Fu la fine anche per lui. Senza nemmeno toccarsi. Solo con l’immagine di lei che godeva, i suoi piedi ancora stretti attorno al membro. Il piacere esplose in un’ondata calda, coprendole i piedi.
Lei, ancora ansimante, rise piano.
«Wow. Ti piacciono davvero tanto se ti basta averli addosso per finire così.»
Si pulirono e si misero a letto, uno accanto all’altra. Parlarono un po’, poi si spensero le luci. Ma il sonno non arrivava.
Passarono dieci minuti. Poi venti. Francesco fingeva di dormire.
Sentì il letto svuotarsi. Passi scalzi sul pavimento freddo della casa in affitto.
Giulia uscì in corridoio.
Poco dopo, una porta si aprì piano.
E una voce bassa.
Daniele.
“Ehi… problemi a dormire?” le disse Daniele, la voce bassa e roca nel silenzio della notte.
Passò qualche secondo prima che lei rispondesse, quasi sorpresa dalla domanda. Poi, con voce tranquilla ma tirata:
“Mi serviva solo un bicchiere d’acqua.”
“Ci posso credere… da quanto ho sentito la serata si è conclusa bene,” aggiunse lui con tono allusivo, una risatina appena accennata.
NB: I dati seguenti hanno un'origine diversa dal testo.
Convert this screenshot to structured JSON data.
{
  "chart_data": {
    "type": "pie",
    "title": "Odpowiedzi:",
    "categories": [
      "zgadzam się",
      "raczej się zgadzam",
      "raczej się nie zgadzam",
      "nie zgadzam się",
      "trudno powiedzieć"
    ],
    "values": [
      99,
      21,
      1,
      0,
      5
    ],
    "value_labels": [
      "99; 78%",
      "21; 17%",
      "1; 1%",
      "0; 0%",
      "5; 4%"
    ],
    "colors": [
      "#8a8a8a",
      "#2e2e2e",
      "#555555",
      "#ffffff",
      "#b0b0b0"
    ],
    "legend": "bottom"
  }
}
Giulia rise. Brevemente. Nervosa.
Francesco, nel letto, tese ogni muscolo. Le orecchie aperte, il respiro trattenuto. Il cuore batteva furioso e il suo sesso si era rianimato, rigido, ostinato. Avrebbe voluto alzarsi, spiare dal corridoio o guardare dallo spiraglio della porta, ma era troppo rischioso. Rimase immobile, gli occhi spalancati nel buio.
Poteva solo ascoltare.
Li sentì continuare a parlare sottovoce per qualche minuto ancora, poi il silenzio calò d’improvviso. Era ancora sveglio, lo sguardo fisso nel nulla, la mente che viaggiava. I minuti scorrevano, poi le ore. Aveva perso il conto di quanto tempo fosse passato. Ma nella sua testa la scena si era già accesa, nitida, bruciante.
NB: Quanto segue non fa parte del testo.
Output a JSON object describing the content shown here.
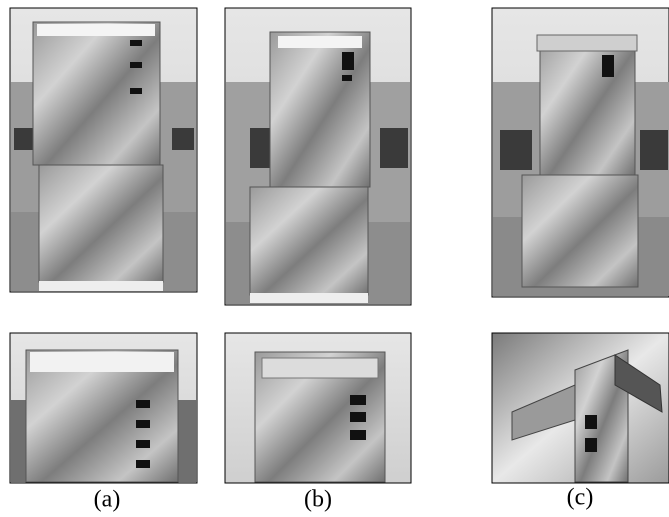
{
  "figure": {
    "panels": [
      {
        "label": "(a)"
      },
      {
        "label": "(b)"
      },
      {
        "label": "(c)"
      }
    ]
  }
}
Le immagini lo assalivano senza che potesse impedirlo: Giulia e Daniele, i loro corpi che si cercavano con urgenza, il suo sorriso mentre si lasciava andare tra le mani di un altro. La gelosia lo stringeva, ma la mente non smetteva di accendere fantasie, dettagli, suoni, respiri trattenuti e poi liberati.
Era ancora in erezione. Dolorosamente duro. Ogni nervo teso.
Poi, quando ormai aveva quasi perso la cognizione del tempo, sentì di nuovo dei passi leggeri nel corridoio. Giulia rientrava in punta di piedi. Si infilò nel letto piano, senza fare rumore, e dopo pochi istanti la sentì abbandonarsi al sonno.
Francesco aspettò che il suo respiro si facesse regolare, poi si alzò piano. La osservò in silenzio, illuminata solo dalla luce lunare che entrava dalle persiane. Le gambe nude riflettevano la luce della luna sembrando di perla. Sul viso, un sorriso. Un sorriso nuovo, che non le vedeva da mesi.
Un sorriso che Francese sapeva non essere per lui.